The reporting requirement applies to meals "permitted under Section 36.07(b), Penal Code." Subsection (a) of section 36.07 prohibits a public servant from accepting an honorarium "in consideration for services that the public servant would not have been requested to provide but for the public servant’s official position or duties." Subsection (b) qualifies subsection (a) by providing:

This section does not prohibit a public servant from accepting transportation and lodging expenses in connection with a conference or similar event in which the public servant renders services, such as addressing an audience or engaging in a seminar, to the extent that those services are more than merely perfunctory, or from accepting meals in connection with such an event.

In our view, transportation, meals, and lodging are "permitted" under subsection (b) of section 36.07 if the transportation, meals, or lodging would constitute a prohibited honorarium under subsection (a) and would therefore be impermissible were it not for subsection (b). In other words, a person filing a personal financial disclosure statement is required to report a meal under Part XI of the financial disclosure statement only if the meal constitutes an "honorarium" for purposes of Penal Code section 36.07(a). The issue before us, then, is whether a meal served to both a speaker and an audience at an event constitutes an "honorarium" to the speaker.

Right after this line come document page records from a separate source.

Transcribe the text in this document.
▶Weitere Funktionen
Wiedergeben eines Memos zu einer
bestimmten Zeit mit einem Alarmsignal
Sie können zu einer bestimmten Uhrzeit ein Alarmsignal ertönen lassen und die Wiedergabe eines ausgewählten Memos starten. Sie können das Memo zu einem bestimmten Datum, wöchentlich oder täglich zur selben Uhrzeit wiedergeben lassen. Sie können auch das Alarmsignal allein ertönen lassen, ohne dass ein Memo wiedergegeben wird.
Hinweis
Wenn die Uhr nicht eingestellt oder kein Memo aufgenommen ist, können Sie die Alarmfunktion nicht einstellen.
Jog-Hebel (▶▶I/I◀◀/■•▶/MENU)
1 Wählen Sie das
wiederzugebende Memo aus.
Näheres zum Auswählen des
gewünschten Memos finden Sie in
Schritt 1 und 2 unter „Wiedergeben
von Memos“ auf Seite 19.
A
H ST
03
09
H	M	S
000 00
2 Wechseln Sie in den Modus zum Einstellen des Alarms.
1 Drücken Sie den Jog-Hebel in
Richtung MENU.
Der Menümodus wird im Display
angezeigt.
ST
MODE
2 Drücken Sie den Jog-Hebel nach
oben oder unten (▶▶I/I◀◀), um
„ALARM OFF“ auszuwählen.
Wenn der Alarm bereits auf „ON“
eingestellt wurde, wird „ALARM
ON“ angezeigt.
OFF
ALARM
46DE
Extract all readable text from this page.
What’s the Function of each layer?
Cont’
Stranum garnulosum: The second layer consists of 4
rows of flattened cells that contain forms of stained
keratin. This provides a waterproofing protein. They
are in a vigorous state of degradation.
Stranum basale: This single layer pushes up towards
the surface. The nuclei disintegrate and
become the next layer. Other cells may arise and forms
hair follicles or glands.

The term "honorarium" is not defined in Penal Code section 36.07. The existence of an exception from the honorarium prohibition for transportation, meals, and lodging provided in certain circumstances indicates that the provision of transportation, meals, or lodging may sometimes be considered to be the provision of an honorarium. It does not follow, though, that any meal provided to a speaker is an honorarium. In our view, the provision of a meal to a speaker and the speaker’s audience does not constitute the provision of an honorarium to the speaker. Therefore, a person who is required to file a personal financial disclosure statement under chapter 572 of the Government Code is not required to report such meals on Part XI of the financial disclosure statement.

SUMMARY

A person who is required to file a personal financial disclosure statement under chapter 572 of the Government Code and who speaks at an event that includes a meal for the speaker and the audience is not required to report the meal on Part XI of the financial disclosure statement form.


1 Information required by section 572.023(b)(11) is reported on Part XI of the Ethics Commission form used to file a personal financial statement.